Mahé Pierre, Ueda Nobuhisa, Akutsu Tatsuya, Perret Jean-Luc, Vert Jean-Philippe
Ecole des Mines de Paris, 35 rue Saint Honoré, 77305 Fontainebleau, France.
J Chem Inf Model. 2005 Jul-Aug;45(4):939-51. doi: 10.1021/ci050039t.
The support vector machine algorithm together with graph kernel functions has recently been introduced to model structure-activity relationships (SAR) of molecules from their 2D structure, without the need for explicit molecular descriptor computation.
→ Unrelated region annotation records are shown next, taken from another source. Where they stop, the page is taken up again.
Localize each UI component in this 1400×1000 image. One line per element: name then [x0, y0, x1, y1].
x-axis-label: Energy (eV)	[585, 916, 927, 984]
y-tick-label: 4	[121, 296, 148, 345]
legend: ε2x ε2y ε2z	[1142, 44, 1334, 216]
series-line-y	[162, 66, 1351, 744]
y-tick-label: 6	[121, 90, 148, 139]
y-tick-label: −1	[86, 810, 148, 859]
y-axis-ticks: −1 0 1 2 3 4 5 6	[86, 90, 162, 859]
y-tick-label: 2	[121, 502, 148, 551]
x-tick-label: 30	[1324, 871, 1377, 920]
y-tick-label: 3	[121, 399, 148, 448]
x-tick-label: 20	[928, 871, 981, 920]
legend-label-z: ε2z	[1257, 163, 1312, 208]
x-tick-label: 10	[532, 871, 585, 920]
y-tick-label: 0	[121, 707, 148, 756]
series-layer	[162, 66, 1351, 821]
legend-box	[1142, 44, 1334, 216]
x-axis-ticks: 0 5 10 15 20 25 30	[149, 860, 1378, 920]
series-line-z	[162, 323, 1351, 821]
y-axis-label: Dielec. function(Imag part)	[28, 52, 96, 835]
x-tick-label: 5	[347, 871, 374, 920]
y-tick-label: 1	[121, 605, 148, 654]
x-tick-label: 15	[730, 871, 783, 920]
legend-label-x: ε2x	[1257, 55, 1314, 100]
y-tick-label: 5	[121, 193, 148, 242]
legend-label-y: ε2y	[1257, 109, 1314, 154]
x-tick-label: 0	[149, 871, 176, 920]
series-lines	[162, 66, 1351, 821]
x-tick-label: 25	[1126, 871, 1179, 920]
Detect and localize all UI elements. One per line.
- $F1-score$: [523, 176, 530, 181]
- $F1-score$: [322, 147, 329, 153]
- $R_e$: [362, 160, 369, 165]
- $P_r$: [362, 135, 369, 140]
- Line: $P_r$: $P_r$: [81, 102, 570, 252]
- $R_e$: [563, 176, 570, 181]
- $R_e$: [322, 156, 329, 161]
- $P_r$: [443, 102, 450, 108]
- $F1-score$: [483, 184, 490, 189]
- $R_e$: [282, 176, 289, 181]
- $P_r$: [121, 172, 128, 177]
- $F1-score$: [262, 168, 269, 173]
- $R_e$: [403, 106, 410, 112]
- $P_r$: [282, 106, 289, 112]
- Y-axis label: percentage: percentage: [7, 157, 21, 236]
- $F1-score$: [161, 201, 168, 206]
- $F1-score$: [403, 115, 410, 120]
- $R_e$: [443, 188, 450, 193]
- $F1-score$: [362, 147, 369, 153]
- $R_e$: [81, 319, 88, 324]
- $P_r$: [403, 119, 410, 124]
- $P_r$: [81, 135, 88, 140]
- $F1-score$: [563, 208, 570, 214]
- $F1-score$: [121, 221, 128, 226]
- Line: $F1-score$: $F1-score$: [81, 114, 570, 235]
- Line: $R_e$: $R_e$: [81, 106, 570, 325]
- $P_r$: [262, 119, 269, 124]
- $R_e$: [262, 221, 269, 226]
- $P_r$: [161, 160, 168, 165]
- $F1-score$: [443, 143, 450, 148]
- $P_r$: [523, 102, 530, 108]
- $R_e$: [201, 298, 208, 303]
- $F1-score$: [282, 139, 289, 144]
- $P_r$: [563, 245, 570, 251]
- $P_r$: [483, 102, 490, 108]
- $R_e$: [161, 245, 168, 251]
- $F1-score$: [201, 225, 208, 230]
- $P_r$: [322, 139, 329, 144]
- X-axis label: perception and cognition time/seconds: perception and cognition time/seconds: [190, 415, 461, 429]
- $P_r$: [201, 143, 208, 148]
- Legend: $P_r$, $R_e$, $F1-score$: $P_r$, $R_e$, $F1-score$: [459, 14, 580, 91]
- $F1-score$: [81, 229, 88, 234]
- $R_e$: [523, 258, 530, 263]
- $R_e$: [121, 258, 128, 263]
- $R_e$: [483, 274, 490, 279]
We propose two extensions to this approach with the double goal to reduce the computational burden associated with the model and to enhance its predictive accuracy: description of the molecules by a Morgan index process and definition of a second-order Markov model for random walks on 2D structures. Experiments on two mutagenicity data sets validate the proposed extensions, making this approach a possible complementary alternative to other modeling strategies.
支持向量机算法与图核函数最近被引入,用于从二维结构对分子的构效关系(SAR)进行建模,而无需显式计算分子描述符。我们对该方法提出了两种扩展,其双重目标是减轻与模型相关的计算负担并提高其预测准确性:通过摩根指数过程描述分子以及为二维结构上的随机游走定义二阶马尔可夫模型。在两个致突变性数据集上的实验验证了所提出的扩展,使该方法成为其他建模策略的一种可能的补充替代方法。